Based on CryLaS’ first development, the DSS1064 high-power laser, an entire product line has been designed. This emits at low frequencies from 20 Hz to about 100 Hz and, in terms of controller and laser head dimensions, is slightly larger than the Q lasers developed on top of it. However, the high-power lasers offer higher single pulse energies. Inside an air-sealed capsule are non-linear optics that produce multiples of the fundamental’s frequency of 1064 nm. Frequency doubling, tripling, quadrupling and quintupling eventually lead to a broadband spectrum of laser wavelengths that can be generated with this concept:
- 213 nm
- 266 nm
- 355 nm
- 532 nm
- 1064 nm
The almost complete absence of noise in this type of laser is also ensured by a closed control loop. The temperature inside the laser head, which is constantly changing due to external influences or heat generation in the resonator, is controlled using a photodiode signal. This monitors the intensity of the emitted laser radiation live. In this way, the laser is always operated at its optimum, which keeps the noise of the laser power low.

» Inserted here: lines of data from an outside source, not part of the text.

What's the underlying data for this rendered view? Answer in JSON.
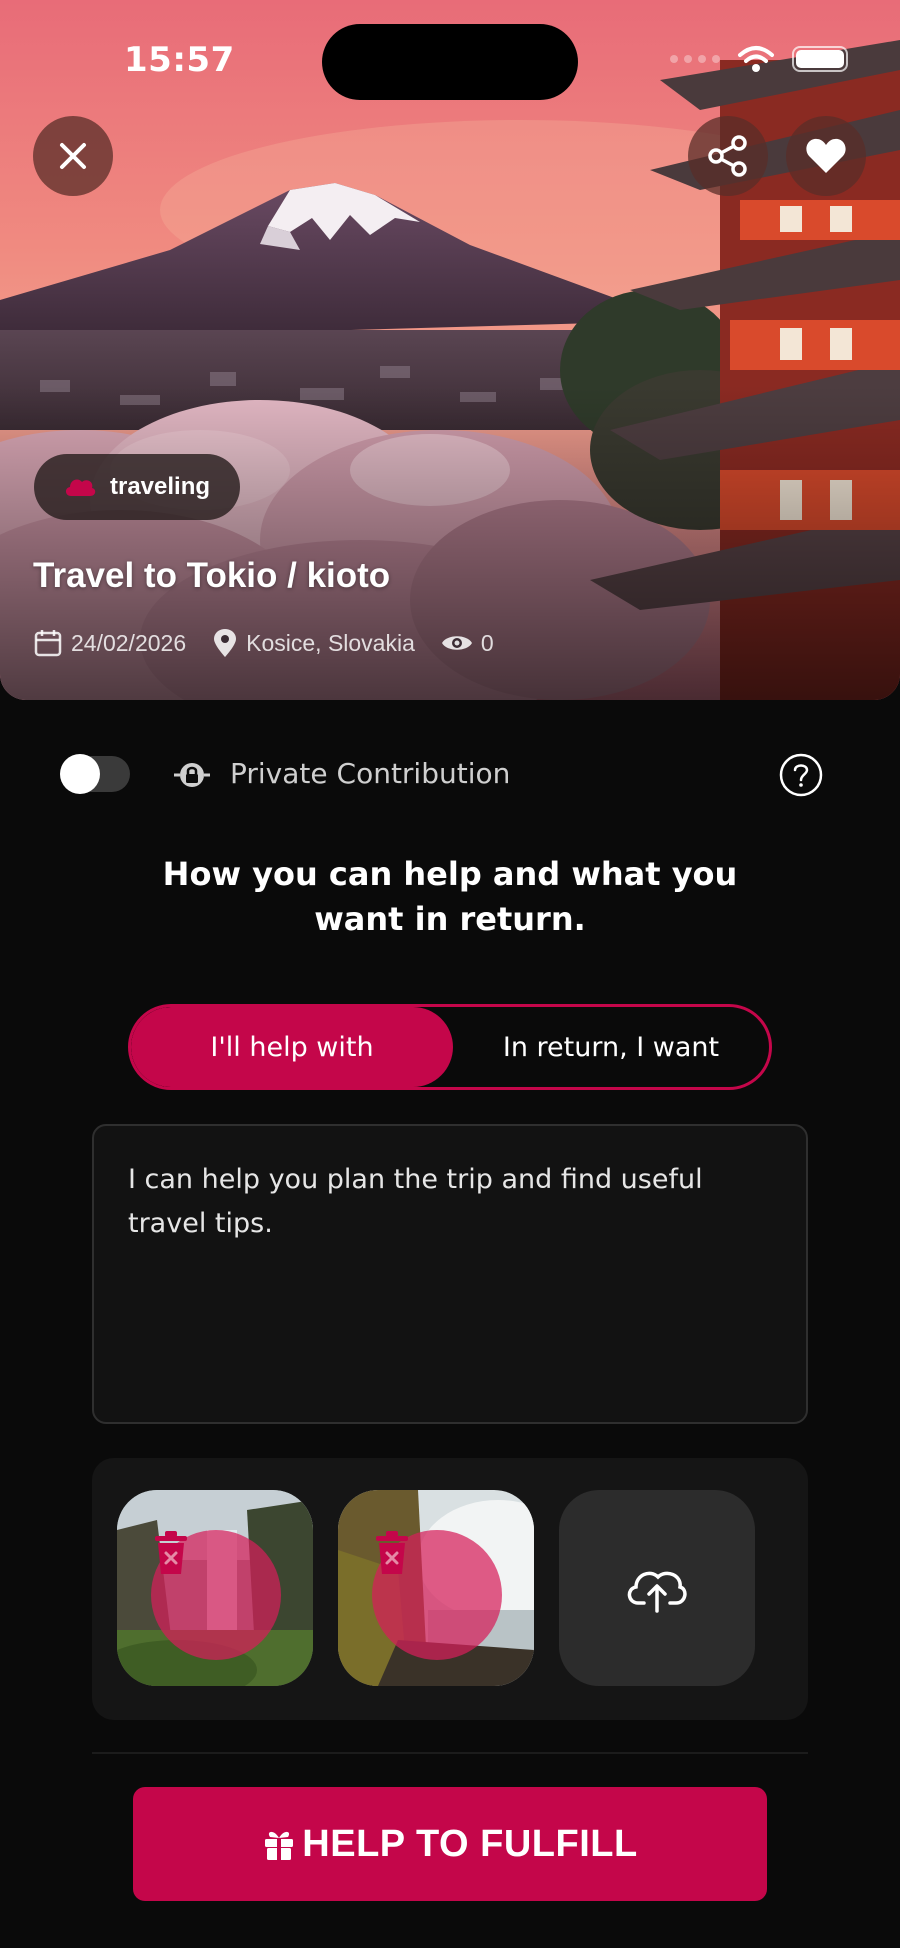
{
  "status_bar": {
    "time": "15:57"
  },
  "hero": {
    "category_tag": "traveling",
    "title": "Travel to Tokio / kioto",
    "date": "24/02/2026",
    "location": "Kosice, Slovakia",
    "views": "0",
    "icons": {
      "close": "close-icon",
      "share": "share-icon",
      "favorite": "heart-icon"
    }
  },
  "private_toggle": {
    "label": "Private Contribution",
    "enabled": false
  },
  "section": {
    "title": "How you can help and what you want in return."
  },
  "segments": {
    "help_with": "I'll help with",
    "in_return": "In return, I want",
    "active": "help_with"
  },
  "contribution_text": "I can help you plan the trip and find useful travel tips.",
  "images": [
    {
      "name": "waterfall-cliff-photo"
    },
    {
      "name": "coastal-mist-photo"
    }
  ],
  "cta": {
    "label": "HELP TO FULFILL"
  },
  "colors": {
    "accent": "#c4064a",
    "background": "#0a0a0a"
  }
}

The 213 nm lasers of the high-power series are based on frequency doubling of the 1064 nm fundamental wavelength by NLO crystals. The fundamental is generated by pumping a microchip with a laser diode (808 nm). The chip itself consists of a Nd:YAG resonator and a saturable absorber (Cr:YAG). The IR laser beam is passed through conversion crystals, converted and combined with other frequency multiples so that ultimately 213 nm can be emitted. This wavelength has a high photon energy of about 5.8 eV. This makes it ideal for fluorescence or photoluminescence analysis of semiconductors or other materials where high energies are required for excitation, ionization or sublimation. Mass spectroscopy on aerosols is also a possibility.